El caso es que Jim Novo nos habla de Visitantes. Porque piensa en individuos. Y porque viene de un mundo en el que sólo existe el individuo.
En su línea va también Bryan Eisenberg. Bryan es experto en análisis heurístico/cualitativo y esto transpira: Nos habla de Visitantes con independencia de las circunstancias (”Call to Action”).
Ha tenido que ser Peterson el único que haga la distinción entre Conversión de Visitantes y Conversión de Visitas (“Website Measurement Hacks”).
La distinción es clave:
En lo que a precisión respecta, Visita será siempre más fiable que Visitante, puesto que podemos obtener información con el mero uso de cookies de sesión (no persistentes) o direcciones IP (en su caso extremo) y no dependemos del porcentaje de visitantes que borran sus cookies o, de usar IPs-, no las aceptan.
Además, podríamos no encontrar valor en las cifras de Conversión de Visitante Unico (para el periodo seleccionado) si no hablamos de entornos en los que la consecución de hito de materialización de nuestro objetivo se prolonga más allá de una visita (compra de coche, contratación de hipoteca, alcanzar un nivel deseado de completitud de perfil en red social, etc.).
Vale.
¿Y por qué “entre dos hitos”?
Esto es lo más importante: El utilizar como denominador el volumen total de visitas o visitantes traerá como consecuencia una distorsión de nuestra perspectiva, porque es obvio que no todo el que entra en nuestra web viene con la intención de cumplir nuestro objetivo final (comprar, registrarse, etc.). Aquí me retrotraigo a un artículo de Avinash (”Stop Obsessing about Conversion Rate”) en el que nos recordaba que el “Ratio de Conversión” estaba sobrevalorado porque está desvinculado de la tarea primaria que el usuario tiene en mente.
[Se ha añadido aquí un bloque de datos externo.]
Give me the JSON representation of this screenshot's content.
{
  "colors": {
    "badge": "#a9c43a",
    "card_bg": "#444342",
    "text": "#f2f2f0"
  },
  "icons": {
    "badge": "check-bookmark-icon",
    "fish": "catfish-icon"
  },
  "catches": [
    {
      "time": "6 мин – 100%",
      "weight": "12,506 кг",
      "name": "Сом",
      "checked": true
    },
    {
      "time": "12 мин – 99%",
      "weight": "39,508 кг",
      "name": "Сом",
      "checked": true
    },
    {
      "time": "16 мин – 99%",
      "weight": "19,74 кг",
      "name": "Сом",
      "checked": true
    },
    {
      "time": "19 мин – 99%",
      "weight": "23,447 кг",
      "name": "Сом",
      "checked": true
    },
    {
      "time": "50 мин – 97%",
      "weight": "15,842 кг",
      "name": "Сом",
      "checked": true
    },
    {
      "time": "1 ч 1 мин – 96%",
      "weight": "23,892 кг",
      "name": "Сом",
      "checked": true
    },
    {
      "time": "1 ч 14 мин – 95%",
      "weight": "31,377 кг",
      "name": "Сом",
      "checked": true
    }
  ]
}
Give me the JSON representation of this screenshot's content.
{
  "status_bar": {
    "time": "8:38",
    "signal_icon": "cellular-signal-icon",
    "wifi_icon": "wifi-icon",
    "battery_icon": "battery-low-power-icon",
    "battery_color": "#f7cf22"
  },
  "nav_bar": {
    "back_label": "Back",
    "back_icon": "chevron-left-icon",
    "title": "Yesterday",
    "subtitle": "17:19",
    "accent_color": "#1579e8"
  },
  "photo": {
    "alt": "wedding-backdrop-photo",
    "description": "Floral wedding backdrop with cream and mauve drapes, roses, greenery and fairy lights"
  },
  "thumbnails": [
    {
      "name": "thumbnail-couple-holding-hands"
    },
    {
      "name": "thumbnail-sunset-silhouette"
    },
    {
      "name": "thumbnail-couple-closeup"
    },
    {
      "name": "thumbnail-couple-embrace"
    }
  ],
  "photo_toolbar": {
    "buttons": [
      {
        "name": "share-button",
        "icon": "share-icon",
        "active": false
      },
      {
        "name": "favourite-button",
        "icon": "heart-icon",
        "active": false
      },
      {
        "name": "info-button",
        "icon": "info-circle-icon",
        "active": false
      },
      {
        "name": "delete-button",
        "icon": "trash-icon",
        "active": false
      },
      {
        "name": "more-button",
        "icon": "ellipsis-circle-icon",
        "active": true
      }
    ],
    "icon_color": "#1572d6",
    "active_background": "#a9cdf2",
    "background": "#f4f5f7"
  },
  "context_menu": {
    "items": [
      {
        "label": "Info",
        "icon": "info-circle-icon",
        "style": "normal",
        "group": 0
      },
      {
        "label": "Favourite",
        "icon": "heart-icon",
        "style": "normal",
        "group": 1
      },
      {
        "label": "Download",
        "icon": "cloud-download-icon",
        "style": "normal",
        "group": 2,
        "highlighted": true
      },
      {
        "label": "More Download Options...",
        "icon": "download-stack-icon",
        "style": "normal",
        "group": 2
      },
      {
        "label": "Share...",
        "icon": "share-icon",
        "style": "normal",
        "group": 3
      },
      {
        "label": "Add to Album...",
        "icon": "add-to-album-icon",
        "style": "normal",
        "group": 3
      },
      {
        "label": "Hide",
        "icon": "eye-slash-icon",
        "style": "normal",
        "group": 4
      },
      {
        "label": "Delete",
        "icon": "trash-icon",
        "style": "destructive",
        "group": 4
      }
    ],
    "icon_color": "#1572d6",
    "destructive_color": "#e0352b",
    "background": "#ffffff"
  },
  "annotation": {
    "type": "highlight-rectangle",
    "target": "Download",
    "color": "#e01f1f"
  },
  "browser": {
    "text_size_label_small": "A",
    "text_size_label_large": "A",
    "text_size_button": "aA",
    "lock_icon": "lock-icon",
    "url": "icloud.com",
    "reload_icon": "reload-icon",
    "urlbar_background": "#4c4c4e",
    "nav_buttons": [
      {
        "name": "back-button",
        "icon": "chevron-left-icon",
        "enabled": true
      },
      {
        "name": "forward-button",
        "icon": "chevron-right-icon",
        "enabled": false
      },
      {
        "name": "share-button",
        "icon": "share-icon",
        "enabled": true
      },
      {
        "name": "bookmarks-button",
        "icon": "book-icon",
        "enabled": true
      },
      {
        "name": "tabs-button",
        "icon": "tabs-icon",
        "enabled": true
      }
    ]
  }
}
Es por esto que utilizamos lo que llamamos “Cualificación”. La cualificación representa el filtro previo que nos permite distinguir a cada visita/visitante en función de su intención declarada o inferida. Representa, por tanto, una manifestación de interés. ¿Ejemplos de Cualificación?
- Visualización de producto en E-Commerce
- Comienzo de proceso de autoayuda en Banca
- Búsqueda de vuelo o habitaciones en Turismo
Bien, con esto hemos cubierto el primer escollo. Ya sabemos cómo medir Conversión. Pero el problema no ha hecho más que empezar. ¿Cómo mejoramos esta cifra? ¿Qué impacto tendrá sobre nuestro negocio?
Y esto sí que lo dejo para otro día (¿otro vuelo?